Framing… careful framing saves a lot of work later. Zoom until two sides of the image are right up against the edges of the viewfinder (I have a 100% viewer so I've had good results actually cropping out the mat on two sides right there in the camera). Sometimes you will find that the art isn't hung perfectly straight or the whole piece isn't as flat to the view as needed. These are easy corrections to make. The result should be a file that only has to be cropped on two sides – and only very slightly or not at all on the other two.


Paintings, especially oil, that already have the varnish applied are a serious problem to photograph well. Here are a few tricks that have worked for me in the past.

1– Choose a cloudy day, the cloudier the better. Finding shade might seem like a good idea, but almost always leads to serious color shift. Even with heavy clouds, north light is a good idea. Getting the light evenly on the painting is sometimes tricky.

2– Use a tripod, mostly because you need the art to frame square, shooting from the center, and flat to the camera plane if possible. While distortions can easily be fixed in Photoshop, this is not available to everyone.

3– Use a circular polarizing filter. You can turn it and actually see glare decrease. It's almost always necessary and is usually a cure-all.

4– Shoot RAW if possible, for greater control in the computer if there are still a few problems.

5– As a last resort be willing to shoot at a slight angle and correct the issue in Photoshop, etc. later. This requires a much higher f-stop to keep everything in focus.

6– And then there are what I call the "uglies". These paintings not only have the varnish on, they are painted so heavy that almost any lighting leaves tiny shadows.

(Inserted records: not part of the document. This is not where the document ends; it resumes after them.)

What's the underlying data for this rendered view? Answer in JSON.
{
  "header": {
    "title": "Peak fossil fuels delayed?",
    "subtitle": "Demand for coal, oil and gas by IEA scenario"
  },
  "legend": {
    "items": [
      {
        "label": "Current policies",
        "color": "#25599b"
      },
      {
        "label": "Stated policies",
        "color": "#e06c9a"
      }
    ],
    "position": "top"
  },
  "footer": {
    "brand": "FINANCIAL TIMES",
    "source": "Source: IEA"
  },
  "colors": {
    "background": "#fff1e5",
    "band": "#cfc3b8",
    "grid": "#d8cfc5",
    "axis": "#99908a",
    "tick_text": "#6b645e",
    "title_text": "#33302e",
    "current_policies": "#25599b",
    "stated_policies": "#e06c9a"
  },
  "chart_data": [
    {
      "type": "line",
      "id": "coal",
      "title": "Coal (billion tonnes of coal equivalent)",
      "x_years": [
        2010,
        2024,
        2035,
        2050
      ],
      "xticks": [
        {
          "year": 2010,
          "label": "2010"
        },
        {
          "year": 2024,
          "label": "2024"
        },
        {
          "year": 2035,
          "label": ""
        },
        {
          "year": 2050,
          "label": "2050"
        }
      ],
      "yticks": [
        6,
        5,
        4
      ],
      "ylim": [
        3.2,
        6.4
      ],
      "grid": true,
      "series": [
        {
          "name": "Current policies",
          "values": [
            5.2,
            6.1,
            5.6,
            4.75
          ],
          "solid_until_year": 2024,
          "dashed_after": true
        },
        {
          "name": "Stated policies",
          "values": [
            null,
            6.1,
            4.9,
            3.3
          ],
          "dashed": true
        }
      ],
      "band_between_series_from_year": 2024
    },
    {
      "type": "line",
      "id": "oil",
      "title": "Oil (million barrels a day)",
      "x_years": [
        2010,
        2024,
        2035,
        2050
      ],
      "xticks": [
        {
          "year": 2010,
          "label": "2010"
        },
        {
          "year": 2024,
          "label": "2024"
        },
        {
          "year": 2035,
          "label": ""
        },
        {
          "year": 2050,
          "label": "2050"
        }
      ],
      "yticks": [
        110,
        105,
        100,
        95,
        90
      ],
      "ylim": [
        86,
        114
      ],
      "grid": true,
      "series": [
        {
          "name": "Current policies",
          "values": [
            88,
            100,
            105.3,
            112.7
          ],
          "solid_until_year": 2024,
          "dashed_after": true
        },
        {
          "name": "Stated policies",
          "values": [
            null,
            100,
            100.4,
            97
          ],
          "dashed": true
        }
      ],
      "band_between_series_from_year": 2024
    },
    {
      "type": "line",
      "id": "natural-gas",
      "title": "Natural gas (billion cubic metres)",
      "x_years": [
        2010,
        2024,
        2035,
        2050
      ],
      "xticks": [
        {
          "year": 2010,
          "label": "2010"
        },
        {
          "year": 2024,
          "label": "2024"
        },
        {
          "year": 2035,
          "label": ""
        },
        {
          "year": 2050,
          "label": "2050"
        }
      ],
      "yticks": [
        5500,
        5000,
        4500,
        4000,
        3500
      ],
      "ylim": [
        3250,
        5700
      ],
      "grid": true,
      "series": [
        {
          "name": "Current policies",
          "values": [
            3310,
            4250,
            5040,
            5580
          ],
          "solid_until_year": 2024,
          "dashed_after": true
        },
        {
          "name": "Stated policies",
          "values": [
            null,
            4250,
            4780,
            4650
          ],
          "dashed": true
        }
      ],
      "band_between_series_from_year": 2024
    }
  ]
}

I've managed these to varying degrees. The best was one of those super rare days where, in the middle of the day, heavy black clouds hung over everything. Lighting was so even that I had no problems.

7– There can still be some residual glare, more like slightly light effects in darker, often solid blackish areas. The trick to solving this is to later brush-burn in those areas (this way the deep shadows don't suffer peripheral damage – sometimes mid-tones, sometimes shadows, sometimes a little of both.

8– Since this isn't flash, expect at least some color correction to be needed.